According to Cointelegraph, the Synthetix protocol gives merchants the right to issue synthetic modes of native cryptocurrency tokens, traditional financial assets, and commodities on the Ethereum and Optimism networks. In an Aug. 25 Synthetix Improvement Proposal (SIP), Warwick outlined how SNX’s reward inflation was originally designed to bootstrap the network. However, he believes this is no longer necessary as they have the ability to generate fee returns from atomic swaps. Due to the use of the Synthetix platform to perform atomic swaps by the DeFi 1inch and Curve protocols, there has been an increase in fee revenue which has driven more traffic to the protocol. In June, the protocol crossed $1 million in daily fees, four times the amount Bitcoin made. According to cryptofees, Synthetix takes a seven-day average of $158,857 in fees, lower than Bitcoin’s seven-day average of $222,651.

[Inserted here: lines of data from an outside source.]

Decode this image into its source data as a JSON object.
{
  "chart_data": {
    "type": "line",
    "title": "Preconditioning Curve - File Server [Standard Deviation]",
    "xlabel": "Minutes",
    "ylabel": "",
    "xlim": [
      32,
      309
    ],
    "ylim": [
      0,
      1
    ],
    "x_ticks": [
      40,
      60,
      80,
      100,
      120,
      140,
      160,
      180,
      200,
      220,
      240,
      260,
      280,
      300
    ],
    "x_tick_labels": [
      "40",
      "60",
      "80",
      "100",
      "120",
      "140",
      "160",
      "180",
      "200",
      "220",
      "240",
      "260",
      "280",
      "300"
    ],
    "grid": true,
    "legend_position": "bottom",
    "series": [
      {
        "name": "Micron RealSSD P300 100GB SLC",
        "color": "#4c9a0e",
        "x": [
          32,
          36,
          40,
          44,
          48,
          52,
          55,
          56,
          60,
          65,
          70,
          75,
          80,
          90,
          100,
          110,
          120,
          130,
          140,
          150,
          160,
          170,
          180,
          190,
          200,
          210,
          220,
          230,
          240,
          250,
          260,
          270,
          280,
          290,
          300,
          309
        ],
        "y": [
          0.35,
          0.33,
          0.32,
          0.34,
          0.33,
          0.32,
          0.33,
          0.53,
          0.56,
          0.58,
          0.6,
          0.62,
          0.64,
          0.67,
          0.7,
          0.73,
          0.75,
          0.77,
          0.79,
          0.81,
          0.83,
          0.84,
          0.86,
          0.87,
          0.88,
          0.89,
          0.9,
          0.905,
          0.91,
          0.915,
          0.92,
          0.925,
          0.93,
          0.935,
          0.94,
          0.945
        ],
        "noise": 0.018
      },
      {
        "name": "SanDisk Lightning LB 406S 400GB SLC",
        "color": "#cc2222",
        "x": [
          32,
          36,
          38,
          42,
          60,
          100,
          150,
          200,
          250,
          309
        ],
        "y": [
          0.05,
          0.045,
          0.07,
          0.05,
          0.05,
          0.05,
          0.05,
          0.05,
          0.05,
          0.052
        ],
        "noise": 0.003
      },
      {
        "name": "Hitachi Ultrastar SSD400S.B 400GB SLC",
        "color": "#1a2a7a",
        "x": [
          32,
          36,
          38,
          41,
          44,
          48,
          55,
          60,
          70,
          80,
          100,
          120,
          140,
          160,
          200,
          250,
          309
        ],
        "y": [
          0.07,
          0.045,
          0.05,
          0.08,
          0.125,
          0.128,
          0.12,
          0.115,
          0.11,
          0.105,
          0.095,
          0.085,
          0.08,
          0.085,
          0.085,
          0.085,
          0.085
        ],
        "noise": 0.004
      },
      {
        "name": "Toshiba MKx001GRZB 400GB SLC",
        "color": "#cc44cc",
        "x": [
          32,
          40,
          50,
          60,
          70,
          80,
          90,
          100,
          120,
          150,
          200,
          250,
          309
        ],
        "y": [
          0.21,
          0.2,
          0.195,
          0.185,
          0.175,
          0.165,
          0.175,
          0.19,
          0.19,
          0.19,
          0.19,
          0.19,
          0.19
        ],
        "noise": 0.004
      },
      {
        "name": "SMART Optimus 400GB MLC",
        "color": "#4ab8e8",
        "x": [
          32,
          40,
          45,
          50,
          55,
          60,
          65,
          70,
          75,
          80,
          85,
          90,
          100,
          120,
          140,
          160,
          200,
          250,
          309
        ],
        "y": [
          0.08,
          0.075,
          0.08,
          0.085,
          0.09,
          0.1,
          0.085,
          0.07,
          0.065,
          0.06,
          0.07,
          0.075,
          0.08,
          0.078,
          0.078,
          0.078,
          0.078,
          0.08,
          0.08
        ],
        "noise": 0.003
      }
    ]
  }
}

Based on information from Cointelegraph, stakers get all SUSD from protocol users. Recently, the APX for stalkers due to SNX rewards and SUSD fees was 67%, which should be closer to 15-20% if the assumptions are based on SUSD fee performance only. Through a post on Twitter, Warwick revealed that there was a decent chance that SIP-276 would be adopted after discussions. If SIP-276 is approved by Synthetix’s governance community, ten periodic installments of 675,000 SNX tokens will be added to the overall 293 million token supply to reach the 300 million mark before the end of the term. ‘inflation.

Additionally, Cointelegraph noted that analyst firm Delphi Digital posted a tweet indicating that if Synthetix banned the issuance of SNX tokens, the protocol faced obstacles in maintaining its current user base and attracting new users.